Alfred T. Flint Papers, 1819-1954

Summary Information

Title: Alfred T. Flint Papers
Inclusive Dates: 1819-1954

Creator:
  • Flint, Alfred T., approximately 1890-1954
Call Number: Wis Mss TQ; PH 1946; PH 1950; PH 1952; PH 1961; PH 1964-PH 1966; PH 1969; PH 1970; PH 2021; WHi(F6); EA 005

Quantity: 3.2 cubic feet (8 archives boxes); 271 photographs (4 folders, 3 albums, and 1 archives box), 0.6 cubic feet of ephemera (2 archives boxes), 75 negatives, 1 film (8 mm), and 1 booklet (1 folder)

Repository:
Archival Locations:
Wisconsin Historical Society (Map)

Abstract:
Papers of Alfred T. Flint, a Madison, Wisconsin, attorney. Included is family correspondence, 1819-1949, containing accounts of journeys in New England and the West; notebooks and diaries relating to Flint's training in World War I; and notes on legal matters, 1916-1954. The collection also contains his lecture notes taken at the University of Wisconsin, 1908-1911, and Harvard Law School, 1914-1917; among these are notes for courses given by John R. Commons, Richard T. Ely, Carl Russell Fish, Felix Frankfurter, and Paul S. Reinsch. Included in the family papers are bills, receipts, diaries, and notebooks from numerous ancestors in Massachusetts and Ohio.
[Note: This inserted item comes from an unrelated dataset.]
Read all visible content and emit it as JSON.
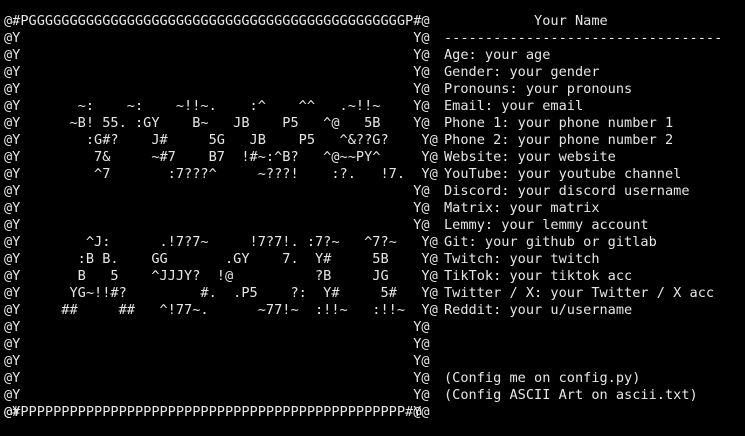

The travel accounts, written chiefly by George and Albert S. Flint, describe trips to the White Mountains of New Hampshire (1873), California (1875-1876), Salt Lake City (1877), Mammoth Cave (1877), the coasts of Massachusetts and Maine (1879 and 1883), and the Chicago World's Fair. Ontario canoe trips, 1933 and 1937, are documented by diaries kept by companions of Alfred T. Flint. Also includes photographs of family, family home(s), canoe trips, and World War I training camp, as well as ephemera collected as a high school and college student, a film from canoeing trip(s), and a handmade children's book.

Note:

There is a restriction on access to this material; see the Administrative/Restriction Information portion of this finding aid for details.